Göbek Adı : Türk ve İslam toplumlarında olduğu gibi ilçede de yeni doğan bebeklerde göbek kordonunun kesilmesi anında bir ad verilir. Anne karnında etene dışındaki organlarla ilişkiyi sağlayan, bebeğin hayati işlevlerini idame ettirebilmesi görevini yerine getiren göbek kordonudur. Bu kordonun doğumun akabinde ebe tarafından 5 cm uzunlukta kesilmesi anında yöre törelerine göre bebeğe verilen isme göbek adı denmektedir.
Göbek Bağı : Bebeğin ebe tarafından kesilen göbek kordonundan kalan ve kuruyarak düşen göbek bağı, çocuk büyüdüğünde nereye bağlı olması istenirse oraya bırakılır. İslama inanan insanlar erkek çocuklarının göbek bağlarını; genelde camilere bırakarak dinine ve camiye bağlı olmasını, kız çocuklarının göbek bağlarını ise; evlerin içlerine bırakarak evine bağlı olması isterler.
Kulağa Ezan Okuma : Dini inançlara göre yeni doğan çocuklara göbek kesilmesi anında verilen göbek isminden sonra genellikle bir namaz vaktinde sağ kulağına Ezan-ı Muhammediyye sol kulağına da Sala okunarak esas adını kulağına üç kez söylenir. Sülalenin en yaşlısı tarafından konan kişinin bir ömür boyu kullanacağı bu ismin genellikle ananelere, törelere, geleneklere ve kanunlara ters düşmeyen islami bir isim olması arzu edilir..
Bayrak Dikmek : Yeni doğan kız çocuklarının ebeveynlerine, erkek çocuğu olan yakın arkadaşları tarafından uygulanan şakayla karışık gelenek. Beşik kertme denilen nişanlama türüne benzeyen bayrak dikme, "sizin kızınız var, bizimde oğlumuz, sizin kızınız bizim oğlumuza layıktır. Biz bayrağı dikiyoruz." kızınızı oğlumuza gelin alacağız anlamına gelen yarı şaka yarı ciddi anane.

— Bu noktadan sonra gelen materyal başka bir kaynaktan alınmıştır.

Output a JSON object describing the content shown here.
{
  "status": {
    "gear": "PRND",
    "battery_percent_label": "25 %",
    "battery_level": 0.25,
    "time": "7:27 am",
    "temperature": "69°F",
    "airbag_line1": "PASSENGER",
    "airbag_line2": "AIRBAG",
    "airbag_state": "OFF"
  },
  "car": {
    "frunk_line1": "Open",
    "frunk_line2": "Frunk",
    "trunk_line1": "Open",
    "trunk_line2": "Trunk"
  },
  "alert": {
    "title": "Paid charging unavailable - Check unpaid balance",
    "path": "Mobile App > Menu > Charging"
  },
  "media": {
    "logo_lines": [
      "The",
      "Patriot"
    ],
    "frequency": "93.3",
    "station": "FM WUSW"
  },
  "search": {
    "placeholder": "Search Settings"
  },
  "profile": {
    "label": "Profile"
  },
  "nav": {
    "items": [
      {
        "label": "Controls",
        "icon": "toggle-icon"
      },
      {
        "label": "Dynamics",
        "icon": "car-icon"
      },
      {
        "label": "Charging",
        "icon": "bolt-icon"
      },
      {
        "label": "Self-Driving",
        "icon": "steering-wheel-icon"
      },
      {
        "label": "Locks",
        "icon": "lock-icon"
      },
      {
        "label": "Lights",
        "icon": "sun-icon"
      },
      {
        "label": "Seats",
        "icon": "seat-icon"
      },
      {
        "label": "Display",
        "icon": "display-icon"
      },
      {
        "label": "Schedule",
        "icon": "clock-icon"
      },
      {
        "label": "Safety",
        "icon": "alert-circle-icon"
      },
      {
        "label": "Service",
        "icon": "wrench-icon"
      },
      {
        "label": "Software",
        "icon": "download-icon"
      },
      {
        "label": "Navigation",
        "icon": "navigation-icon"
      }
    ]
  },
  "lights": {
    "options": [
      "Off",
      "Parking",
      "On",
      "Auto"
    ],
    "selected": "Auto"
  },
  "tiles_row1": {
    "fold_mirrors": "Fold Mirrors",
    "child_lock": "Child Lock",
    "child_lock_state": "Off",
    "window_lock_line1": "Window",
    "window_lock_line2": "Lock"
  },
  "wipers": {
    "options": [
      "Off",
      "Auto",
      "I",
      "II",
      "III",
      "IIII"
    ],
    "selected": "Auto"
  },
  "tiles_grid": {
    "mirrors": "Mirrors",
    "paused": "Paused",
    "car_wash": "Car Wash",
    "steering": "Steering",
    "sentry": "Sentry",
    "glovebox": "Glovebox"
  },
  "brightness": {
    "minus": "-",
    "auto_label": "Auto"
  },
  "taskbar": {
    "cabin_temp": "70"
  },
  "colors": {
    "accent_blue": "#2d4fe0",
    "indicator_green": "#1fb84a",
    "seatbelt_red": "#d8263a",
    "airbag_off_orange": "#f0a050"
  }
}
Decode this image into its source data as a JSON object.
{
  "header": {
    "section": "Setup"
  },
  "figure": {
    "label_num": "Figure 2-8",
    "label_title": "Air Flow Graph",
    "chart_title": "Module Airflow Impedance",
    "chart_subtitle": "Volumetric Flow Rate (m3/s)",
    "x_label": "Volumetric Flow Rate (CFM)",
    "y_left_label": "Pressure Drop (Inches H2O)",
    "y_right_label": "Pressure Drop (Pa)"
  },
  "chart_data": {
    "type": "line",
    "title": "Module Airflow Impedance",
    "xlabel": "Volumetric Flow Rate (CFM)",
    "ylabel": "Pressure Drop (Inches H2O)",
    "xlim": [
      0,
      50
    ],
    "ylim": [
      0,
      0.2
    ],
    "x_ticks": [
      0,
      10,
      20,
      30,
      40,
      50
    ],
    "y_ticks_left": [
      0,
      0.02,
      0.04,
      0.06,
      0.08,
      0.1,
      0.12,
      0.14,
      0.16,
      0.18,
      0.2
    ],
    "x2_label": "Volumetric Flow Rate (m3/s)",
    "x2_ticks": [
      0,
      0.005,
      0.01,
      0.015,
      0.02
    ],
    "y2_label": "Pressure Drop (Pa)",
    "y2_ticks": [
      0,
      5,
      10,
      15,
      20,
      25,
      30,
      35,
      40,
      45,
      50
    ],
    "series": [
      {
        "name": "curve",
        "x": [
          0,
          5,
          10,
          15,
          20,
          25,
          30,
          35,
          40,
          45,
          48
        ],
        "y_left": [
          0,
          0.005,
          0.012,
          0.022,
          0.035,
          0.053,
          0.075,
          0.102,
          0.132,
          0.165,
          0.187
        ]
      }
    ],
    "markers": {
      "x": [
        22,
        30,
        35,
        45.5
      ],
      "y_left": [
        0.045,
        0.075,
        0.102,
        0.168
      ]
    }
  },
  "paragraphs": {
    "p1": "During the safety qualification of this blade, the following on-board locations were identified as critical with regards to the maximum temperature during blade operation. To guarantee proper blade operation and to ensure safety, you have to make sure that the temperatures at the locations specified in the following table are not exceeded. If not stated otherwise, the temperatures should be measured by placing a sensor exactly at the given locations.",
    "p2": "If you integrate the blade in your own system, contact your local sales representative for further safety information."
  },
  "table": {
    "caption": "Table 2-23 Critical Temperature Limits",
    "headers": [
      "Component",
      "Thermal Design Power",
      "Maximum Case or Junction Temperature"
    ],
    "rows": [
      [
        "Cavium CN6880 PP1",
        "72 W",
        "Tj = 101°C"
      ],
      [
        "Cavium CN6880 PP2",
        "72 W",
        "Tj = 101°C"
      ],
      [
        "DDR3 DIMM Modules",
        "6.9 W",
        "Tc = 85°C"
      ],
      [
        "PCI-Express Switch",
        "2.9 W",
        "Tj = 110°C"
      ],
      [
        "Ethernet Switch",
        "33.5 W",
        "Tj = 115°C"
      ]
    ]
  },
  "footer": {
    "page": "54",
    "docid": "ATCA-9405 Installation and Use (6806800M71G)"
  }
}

Akika Kurbanı : Çocuk nimetine karşılık, Allahü tealaya şükretmek niyeti ile hayvan kesmektir. Çocuğa nafaka vermesi vacip olan kimsenin yedinci günü bebeğin başını kazıyıp, saçının ağırlığı kadar, erkek için altın veya gümüş, kız için gümüş sadaka vermesi ve kurban olma özelliklerini taşıyan, akika kurbanı kesmesi seklinde Hanefi, Maliki, Hambeli ve Şafii mezheplerine göre, yörede yapılan uygulama.
Kırklama : İslami inançlara göre loğusa devrinin bitimi olarak kabul edilen kırkıncı günde bebeğin ve annenin özel törenle yıkanması. Yeni doğan bebeğin kırkıncı gününde vücudun en çok terleyen ve koku yapan koltuk altı, boyun, parmak araları ayak kıvrımları gibi yerlerinin tuzlanarak pişirilmesi ve tüm vücudun tuzla ovulması şeklinde uygulanan gelenek.
Kırk Uçurma : Bebek kırklanmış olduğu için akraba arkadaş ve dost çevresinin görmesinde, bebeğin dışarıda gezdirilmesinde hiç bir mahsur kalmamıştır. Annenin bebeğini misafirliğe götürdüğü, bilhassa akrabalarının evlerinde, bebeğe mendile sarılmış kaynamış yumurta gibi hediyeler verilmesine kırk uçurma denir.